161 posts and 616 comments later, 2007 is gone. Normally I would post my top X albums of 2007 now, but posting that list this year would mean passing on In Rainbows and Neon Bible, which would draw more negative attention by their absence, which wouldn't be fair to the albums I did include. So instead I have my favorite songs, which gives me a greater excuse to post the mp3's thereof. Album art links to downloads for the entire album (excepting Coheed, who haven't caught on yet). So here are my favorite 7 Songs from 2007, which might be loosely interpreted as favorite albums.
7 Gravemakers and Gunslingers - Coheed and Cambria
Coheed finally has a woman singing for some of the characters, rather than Claudio singing falsetto. It actually makes them sound less twee, although that's also helped by their increasingly riff-based songs, and departure from the space-emo sound they started from. Both of the last two albums have started adding more and more instrumentation, high-gloss production, and anything else they can find, and I've yet to see them add more than their songwriting can absorb. Bigger and more epic just seems to suit them.
6 Type O Negative - Tripping a Blind Man
When Type O Negative was first popular, they really owned the goth metal aesthetic. By the time they got to "World Coming Down", they'd kind of jumped the shark as far as that atmosphere goes. It always had a limited appeal, and made several of my friends dismiss them outright. after a couple of "best of" releases, it seemed like they were done for.

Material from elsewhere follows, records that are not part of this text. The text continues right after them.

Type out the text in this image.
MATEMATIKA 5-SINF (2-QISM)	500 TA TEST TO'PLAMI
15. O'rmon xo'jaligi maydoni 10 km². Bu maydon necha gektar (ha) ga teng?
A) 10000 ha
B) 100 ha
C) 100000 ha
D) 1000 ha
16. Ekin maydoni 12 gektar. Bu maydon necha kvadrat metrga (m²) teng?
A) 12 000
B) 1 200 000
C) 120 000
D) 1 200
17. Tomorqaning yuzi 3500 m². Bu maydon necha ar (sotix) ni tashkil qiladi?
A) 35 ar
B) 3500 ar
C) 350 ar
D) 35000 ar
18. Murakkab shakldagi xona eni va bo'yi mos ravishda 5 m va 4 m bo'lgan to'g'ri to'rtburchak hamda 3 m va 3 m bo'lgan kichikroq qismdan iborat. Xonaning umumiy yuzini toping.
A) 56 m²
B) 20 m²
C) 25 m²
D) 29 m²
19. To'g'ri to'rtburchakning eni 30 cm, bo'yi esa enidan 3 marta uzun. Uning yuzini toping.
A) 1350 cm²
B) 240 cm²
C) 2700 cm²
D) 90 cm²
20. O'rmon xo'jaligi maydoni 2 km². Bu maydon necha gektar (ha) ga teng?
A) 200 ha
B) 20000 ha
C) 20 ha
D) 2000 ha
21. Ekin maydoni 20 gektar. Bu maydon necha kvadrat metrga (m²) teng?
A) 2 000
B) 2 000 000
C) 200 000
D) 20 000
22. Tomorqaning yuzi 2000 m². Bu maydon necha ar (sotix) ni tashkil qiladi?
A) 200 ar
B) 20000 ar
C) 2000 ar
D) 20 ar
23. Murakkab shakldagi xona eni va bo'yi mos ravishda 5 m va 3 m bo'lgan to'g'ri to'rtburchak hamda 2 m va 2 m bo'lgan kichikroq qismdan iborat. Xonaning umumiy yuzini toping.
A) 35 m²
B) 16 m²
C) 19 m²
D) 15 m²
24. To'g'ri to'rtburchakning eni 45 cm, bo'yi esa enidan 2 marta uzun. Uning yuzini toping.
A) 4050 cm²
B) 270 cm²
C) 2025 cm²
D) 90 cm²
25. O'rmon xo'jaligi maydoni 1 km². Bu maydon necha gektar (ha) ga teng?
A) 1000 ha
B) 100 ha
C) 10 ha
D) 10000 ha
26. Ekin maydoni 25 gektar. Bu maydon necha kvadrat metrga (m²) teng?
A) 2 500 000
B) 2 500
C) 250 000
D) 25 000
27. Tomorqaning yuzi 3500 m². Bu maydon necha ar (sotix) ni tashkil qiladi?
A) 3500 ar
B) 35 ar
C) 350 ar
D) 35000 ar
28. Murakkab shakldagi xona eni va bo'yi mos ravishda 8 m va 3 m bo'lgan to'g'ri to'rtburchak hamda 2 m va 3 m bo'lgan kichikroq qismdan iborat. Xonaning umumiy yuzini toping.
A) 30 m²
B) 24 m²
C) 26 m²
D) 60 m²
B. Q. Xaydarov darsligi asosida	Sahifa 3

Their last two albums, though, have passed on the goth aesthetic, and gone straight for the self-deprecating humor, 3-act songwriting, and beatles-esque harmonies that have always made them great.
5 65daysofstatic - When We Were Younger & Better
These guys are a last.fm find, from my obsessive listening to dredg. There's a myth going around that the band formed to write a John Carpenter score, which is completely believable when you hear the band. All of their music follows violent storylines, at least in the fantasia world that I'm trapped in when I listen to it. The music is something like post-rock, something like industrial, and all instrumental. The soundscapes are all intensely memorable, which is a tribute to their songwriting. It took a while for this album to grow on me, since I just discovered them this year and was still obsessed with their last album.
4 Nine Inch Nails - Another Version of the Truth [Kronos Quartet]
Year Zero kinda slipped right past me. It's the first anything of his to do that since.... ever. Okay, since I started noticing him. The remix album, however, coincided with the launch of remix.nin.com, and my being reminded what a cool guy trent is. I picked up the remix album, and was immediately made happy by the daft-punk-gone-aggro "Meet Your Master" filtered through The Faint. The 14 minute "Me I'm Not" is also brilliant. This track, though, delivers on the hint of an idea from "Things Falling Apart"'s "The Frail" - the creepy string section that pushes a simple song into a mind-bending otherworldly soundtrack of doom.
3 Battles - Tonto (Four Tet remix)
I love Four Tet remixes. But I also really like Mirrored. I was completely non-plussed by their live performance at Pitchfork. I can't really explain what made me download the album after that experience. Nonetheless, I'm glad I did. The album is fantastic, and great for working to. Their music can border on the bland, in large doses, which I think is what happened at P4M Festival. Four Tet is great and teasing out the dark undercurrents in tracks they remix, which is what they've done to tonto (this track is from the tonto+ EP).
2 Burial - Archangel
Confession: I didn't even hear about Burial's debut album. Southern Comfort is by far my favorite song of his, but Untrue is the album that was released this year. The first single is more indicative of the brilliance of his self-titled debut, than the airy aesthetic of the rest of this years album. The songs ebb and flow in the way that great electronic music should, following from Massive Attack, DJ Shadow, and Roni Size. The wifest is weirded out by the traces of garage that linger in it, but I love the cool bits of actual dance music that hang in the shadows of what's essentially ambient music. The melodies in the foreground come and go, in the loose progressive style that I love dance music for.
1 Nahemah - Labyrinthine straight ways
The second Philosophy is an absolutely amazing album. I was only prevented from listening to it more by its absolutely devastating sadness. There were days I would sit down to work on something, put the album on, and be completely immobilized by the album. I haven't been this emotionally affected by an album since Cursive's Ugly Organ. The recommendation for this album came from invisibleoranges, and was the jumping off point for me being completely obsessed with everything he recommends. The keyboards on the album are the rare example of metal not being weakened by twee 80's sounds dumped in for filler. This is more like Opeth's "Baying of the Hounds", in that it draws from Moog-ish sounds that actually belong in a hard rock aesthetic.